ASRock DeskMini A300 System Loading with the AIDA64 System Stability Test

At the start of our stress routine, we see most of the cores at the boost clock (3.9 GHz), but, the temperature quickly approaches 78C. The DeskMini A300 BIOS seems to treat that as the indicator to bring down the cores to the base clock of 3.6 GHz. In this initial period, the package power (labeled as reported, but, is more likely to be the power consumption of the x86 cores alone) is around 35W. That drops down to 30W after the cores go back to the base clock. After adding the GPU loading, the cores clocks do go down a bit to around 3.4 GHz (as the GPU ramps up from around 200 MHz to around 1.1 GHz). The reported package power remains constant at 30W. Unlike the reported package power, the at-wall power consumption provides hard irrefutable numbers. In the boost clock state, the wall power goes as high as 80W before settling down to around 72W. When the GPU load is added, the metric stabilizes around 85W. If the GPU alone is loaded, the core clocks jump down to 1.6 GHz, and the GPU starts running at the rated clock (1250 MHz). The at-wall consumption is around 43W. When stressing everything in the system, the added storage workload slightly bumps up the at-wall consumption by a couple of watts, but, other metrics remain similar to the second stage. The temperature of the cores never exceed 80C at any point in the AIDA64 system stability test.

We also run a custom stress test involving Prime95 and Furmark. Starting with Prime95 alone, we add Furmark to the mix after 30 minutes. After another 30 minutes of simultaneous CPU and GPU loading, we terminate the Prime95 process alone and let the GPU run at full throttle. The metrics graphed for the AIDA64 system stability test are also graphed here.

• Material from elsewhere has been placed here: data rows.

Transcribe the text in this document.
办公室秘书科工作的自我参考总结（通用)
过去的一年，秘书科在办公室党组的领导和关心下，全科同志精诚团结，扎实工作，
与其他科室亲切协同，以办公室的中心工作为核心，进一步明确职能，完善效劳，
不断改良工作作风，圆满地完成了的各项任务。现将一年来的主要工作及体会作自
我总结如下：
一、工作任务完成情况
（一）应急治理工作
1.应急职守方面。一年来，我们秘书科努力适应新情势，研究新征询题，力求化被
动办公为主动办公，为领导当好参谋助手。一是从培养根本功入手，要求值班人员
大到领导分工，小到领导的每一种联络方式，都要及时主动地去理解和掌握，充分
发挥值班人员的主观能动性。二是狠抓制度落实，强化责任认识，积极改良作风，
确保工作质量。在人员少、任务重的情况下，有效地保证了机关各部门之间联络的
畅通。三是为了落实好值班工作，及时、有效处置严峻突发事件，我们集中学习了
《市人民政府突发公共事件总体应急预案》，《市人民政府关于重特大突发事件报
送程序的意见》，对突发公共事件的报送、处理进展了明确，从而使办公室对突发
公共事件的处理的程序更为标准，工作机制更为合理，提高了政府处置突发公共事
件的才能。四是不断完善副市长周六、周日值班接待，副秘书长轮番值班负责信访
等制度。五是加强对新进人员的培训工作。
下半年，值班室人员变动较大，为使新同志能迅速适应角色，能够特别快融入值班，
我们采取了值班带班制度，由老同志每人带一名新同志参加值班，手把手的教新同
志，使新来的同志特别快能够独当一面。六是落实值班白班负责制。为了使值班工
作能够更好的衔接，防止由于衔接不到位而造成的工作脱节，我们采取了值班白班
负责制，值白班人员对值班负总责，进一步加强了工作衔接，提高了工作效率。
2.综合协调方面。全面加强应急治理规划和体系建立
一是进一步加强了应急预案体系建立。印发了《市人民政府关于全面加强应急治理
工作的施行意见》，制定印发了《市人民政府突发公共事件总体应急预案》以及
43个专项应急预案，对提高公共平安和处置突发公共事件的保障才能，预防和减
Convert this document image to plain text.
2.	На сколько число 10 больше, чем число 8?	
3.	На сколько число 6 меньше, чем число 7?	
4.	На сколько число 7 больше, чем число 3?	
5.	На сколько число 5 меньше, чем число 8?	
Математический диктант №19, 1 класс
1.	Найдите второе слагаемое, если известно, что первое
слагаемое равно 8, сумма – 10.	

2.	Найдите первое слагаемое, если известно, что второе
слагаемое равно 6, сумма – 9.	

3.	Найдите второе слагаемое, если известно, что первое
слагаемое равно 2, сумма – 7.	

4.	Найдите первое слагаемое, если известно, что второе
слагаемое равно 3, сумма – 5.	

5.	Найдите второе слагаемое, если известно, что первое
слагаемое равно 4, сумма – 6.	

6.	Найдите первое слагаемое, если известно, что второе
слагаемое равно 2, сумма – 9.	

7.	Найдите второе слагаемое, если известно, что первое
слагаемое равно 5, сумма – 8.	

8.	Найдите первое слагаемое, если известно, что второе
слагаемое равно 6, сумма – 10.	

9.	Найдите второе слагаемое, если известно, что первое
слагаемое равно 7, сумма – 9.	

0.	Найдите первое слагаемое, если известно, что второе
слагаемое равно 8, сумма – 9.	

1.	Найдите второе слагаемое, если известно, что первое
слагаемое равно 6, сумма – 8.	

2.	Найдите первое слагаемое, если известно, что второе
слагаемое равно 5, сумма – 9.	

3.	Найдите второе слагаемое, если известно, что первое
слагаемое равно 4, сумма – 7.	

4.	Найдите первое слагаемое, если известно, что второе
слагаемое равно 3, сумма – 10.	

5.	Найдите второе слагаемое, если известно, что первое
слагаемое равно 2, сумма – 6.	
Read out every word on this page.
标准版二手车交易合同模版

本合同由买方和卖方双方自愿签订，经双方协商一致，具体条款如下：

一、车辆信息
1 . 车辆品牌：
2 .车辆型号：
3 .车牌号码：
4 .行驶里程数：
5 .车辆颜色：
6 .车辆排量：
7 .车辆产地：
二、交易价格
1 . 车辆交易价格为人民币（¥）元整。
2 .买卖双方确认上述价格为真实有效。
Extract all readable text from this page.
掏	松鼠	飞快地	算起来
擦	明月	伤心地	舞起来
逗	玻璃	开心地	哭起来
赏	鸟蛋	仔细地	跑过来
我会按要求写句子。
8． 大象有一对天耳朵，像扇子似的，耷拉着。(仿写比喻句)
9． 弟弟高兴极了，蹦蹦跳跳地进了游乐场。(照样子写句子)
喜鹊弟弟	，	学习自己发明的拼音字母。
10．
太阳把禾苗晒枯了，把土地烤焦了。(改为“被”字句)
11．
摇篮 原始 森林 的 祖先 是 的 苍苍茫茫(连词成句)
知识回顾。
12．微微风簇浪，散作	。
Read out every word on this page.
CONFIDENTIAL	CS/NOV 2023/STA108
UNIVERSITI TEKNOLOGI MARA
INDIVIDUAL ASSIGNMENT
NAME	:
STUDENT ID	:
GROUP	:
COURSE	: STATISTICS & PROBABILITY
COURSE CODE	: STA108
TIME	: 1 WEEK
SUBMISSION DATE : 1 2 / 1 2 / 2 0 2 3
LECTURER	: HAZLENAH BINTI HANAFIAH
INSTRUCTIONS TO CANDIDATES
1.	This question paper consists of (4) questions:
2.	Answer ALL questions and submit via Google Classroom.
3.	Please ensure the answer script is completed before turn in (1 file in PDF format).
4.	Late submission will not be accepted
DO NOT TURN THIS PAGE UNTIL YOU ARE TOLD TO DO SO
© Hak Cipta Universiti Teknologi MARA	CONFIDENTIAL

ASRock DeskMini A300 System Loading with Prime95 and Furmark

Interestingly, Prime95 doesn't trigger the boost clocks for the cores. Otherwise, the loading characteristics for the frequencies, temperature, and power are largely the same as what we observe with the AIDA64 system stability test workloads. The only thing of note is that Prime95 and Furmark together make the system consume north of 90W at the wall.

The thermal solution is very effective, ensuring that the temperatures never cross 80C while allowing the APU's CPU cores and GPU to operate at the advertised frequencies / rated power consumption. The 90W peak power consumption also indicates that the Ryzen 5 2400G is operating at its rated TDP of 65W in the DeskMini A300.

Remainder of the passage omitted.